Here's the algorithm, taken from Wikipedia:

1: def first_available(color_list): 2: """Return smallest non-negative integer not in the given list of colors.""" 3: color_set = set(color_list) 4: count = 0 5: while True: 6: if count not in color_set: 7: return count 8: count += 1 9: 10: def greedy_color(G, order): 11: """Find the greedy coloring of G in the given order. 12: The representation of G is assumed to be like https://www.python.org/doc/essays/graphs/ 13: in allowing neighbors of a node/vertex to be iterated over by "for w in G[node]". 14: The return value is a dictionary mapping vertices to their colors.""" 15: color = dict() 16: for node in order: 17: used_neighbour_colors = [color[nbr] for nbr in G[node] 18: if nbr in color] 19: color[node] = first_available(used_neighbour_colors) 20: return color

Alright, well that was actually fairly easy to port. Now that we have that, we can move on to the next bit we need for ReuseAllocations: A pass to collect all the different sizes that are allocated.

For reference, here's what the algorithm currently looks like, in broad terms:

- For each kernel \(k\) in the program:
- Find the interference graph \(g\).
- Obtain a graph coloring \(c\) of \(g\).
- Make a map of all the memory blocks and their sizes in the kernel, \(sizeMap\).
- For each color \(c_i\) in \(c\):
- Insert at the beginning of \(k\) an allocation of a block \(b_i\) with the size \(m\), where \(m\) is the max of all the sizes of memory blocks with the color \(c_i\).
- Replace all allocations of memory blocks with the color \(c_i\) with \(b_i\).

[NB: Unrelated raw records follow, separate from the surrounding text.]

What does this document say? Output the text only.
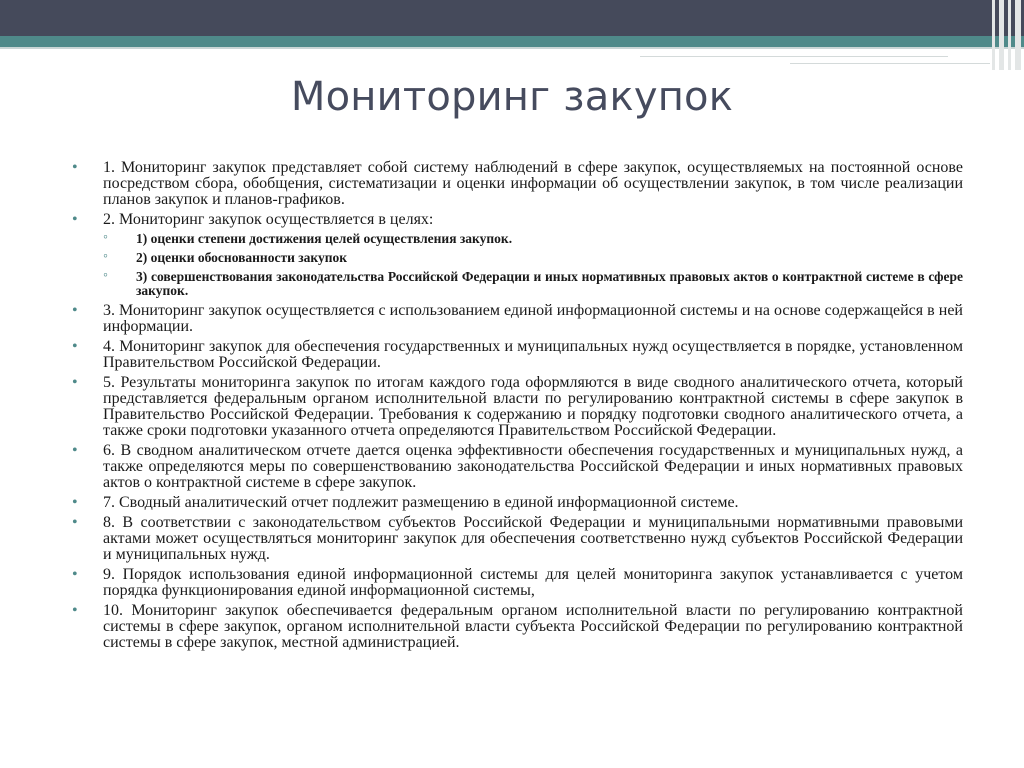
Мониторинг закупок
• 1. Мониторинг закупок представляет собой систему наблюдений в сфере закупок, осуществляемых на постоянной основе посредством сбора, обобщения, систематизации и оценки информации об осуществлении закупок, в том числе реализации планов закупок и планов-графиков.
• 2. Мониторинг закупок осуществляется в целях:
◦ 1) оценки степени достижения целей осуществления закупок.
◦ 2) оценки обоснованности закупок
◦ 3) совершенствования законодательства Российской Федерации и иных нормативных правовых актов о контрактной системе в сфере закупок.
• 3. Мониторинг закупок осуществляется с использованием единой информационной системы и на основе содержащейся в ней информации.
• 4. Мониторинг закупок для обеспечения государственных и муниципальных нужд осуществляется в порядке, установленном Правительством Российской Федерации.
• 5. Результаты мониторинга закупок по итогам каждого года оформляются в виде сводного аналитического отчета, который представляется федеральным органом исполнительной власти по регулированию контрактной системы в сфере закупок в Правительство Российской Федерации. Требования к содержанию и порядку подготовки сводного аналитического отчета, а также сроки подготовки указанного отчета определяются Правительством Российской Федерации.
• 6. В сводном аналитическом отчете дается оценка эффективности обеспечения государственных и муниципальных нужд, а также определяются меры по совершенствованию законодательства Российской Федерации и иных нормативных правовых актов о контрактной системе в сфере закупок.
• 7. Сводный аналитический отчет подлежит размещению в единой информационной системе.
• 8. В соответствии с законодательством субъектов Российской Федерации и муниципальными нормативными правовыми актами может осуществляться мониторинг закупок для обеспечения соответственно нужд субъектов Российской Федерации и муниципальных нужд.
• 9. Порядок использования единой информационной системы для целей мониторинга закупок устанавливается с учетом порядка функционирования единой информационной системы,
• 10. Мониторинг закупок обеспечивается федеральным органом исполнительной власти по регулированию контрактной системы в сфере закупок, органом исполнительной власти субъекта Российской Федерации по регулированию контрактной системы в сфере закупок, местной администрацией.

- Run the simplifier to remove all extraneous allocs(?)

Ah, I'm adding some more tests to GreedyColoringTests before I move on.

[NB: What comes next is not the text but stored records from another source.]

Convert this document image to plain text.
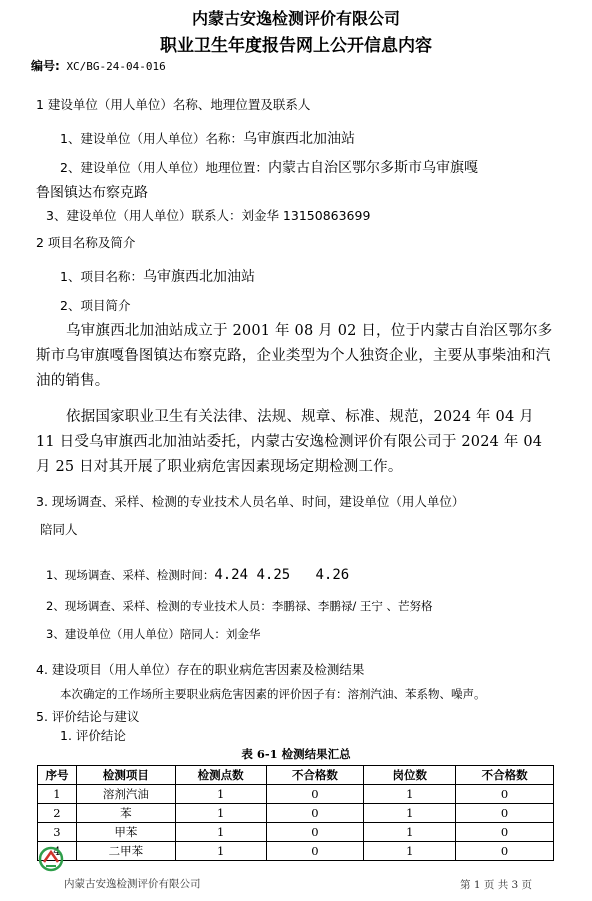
内蒙古安逸检测评价有限公司
职业卫生年度报告网上公开信息内容
编号: XC/BG-24-04-016
1 建设单位（用人单位）名称、地理位置及联系人
1、建设单位（用人单位）名称：乌审旗西北加油站
2、建设单位（用人单位）地理位置：内蒙古自治区鄂尔多斯市乌审旗嘎
鲁图镇达布察克路
3、建设单位（用人单位）联系人：刘金华 13150863699
2 项目名称及简介
1、项目名称：乌审旗西北加油站
2、项目简介
乌审旗西北加油站成立于 2001 年 08 月 02 日，位于内蒙古自治区鄂尔多斯市乌审旗嘎鲁图镇达布察克路，企业类型为个人独资企业，主要从事柴油和汽油的销售。
依据国家职业卫生有关法律、法规、规章、标准、规范，2024 年 04 月 11 日受乌审旗西北加油站委托，内蒙古安逸检测评价有限公司于 2024 年 04 月 25 日对其开展了职业病危害因素现场定期检测工作。
3. 现场调查、采样、检测的专业技术人员名单、时间，建设单位（用人单位）
陪同人
1、现场调查、采样、检测时间：4.24 4.25   4.26
2、现场调查、采样、检测的专业技术人员：李鹏禄、李鹏禄/ 王宁 、芒努格
3、建设单位（用人单位）陪同人：刘金华
4. 建设项目（用人单位）存在的职业病危害因素及检测结果
本次确定的工作场所主要职业病危害因素的评价因子有：溶剂汽油、苯系物、噪声。
5. 评价结论与建议
1. 评价结论
表 6-1 检测结果汇总
序号	检测项目	检测点数	不合格数	岗位数	不合格数
1	溶剂汽油	1	0	1	0
2	苯	1	0	1	0
3	甲苯	1	0	1	0
4	二甲苯	1	0	1	0
内蒙古安逸检测评价有限公司	第 1 页 共 3 页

Oh, interesting! My `Graph`

structure cannot represent graphs with no
intersections. That's not good, since it means that the graph coloring will be
empty, and the memory blocks won't be assigned a color. The trivial thing to do
is of course to fix that in post, by arbitrarily coloring all those VNames that
are not in the graph coloring. Yeah, that should do it. I just need to keep it
in mind in step 1.1 above.

Now for the bit about finding memory blocks and sizes. First of all, I should
probably be able to reuse the `analyseKernels`

function from
`Interference`

. It's currently hard-coded to work for the interference graph,
but really, we might want something more general?

Perhaps the `analyseKernels`

function should really reside in
`ReuseAllocations`

? After all, the kernels are distinct, and there should be no
overlap between local allocations inside each kernel, right? That also
corresponds more closely to the algorithm I described above. Currently,
`Interference`

and the others, work on the whole program, but really we're
interested in versions that work on a given kernel.

I got started, I'll continue tomorrow.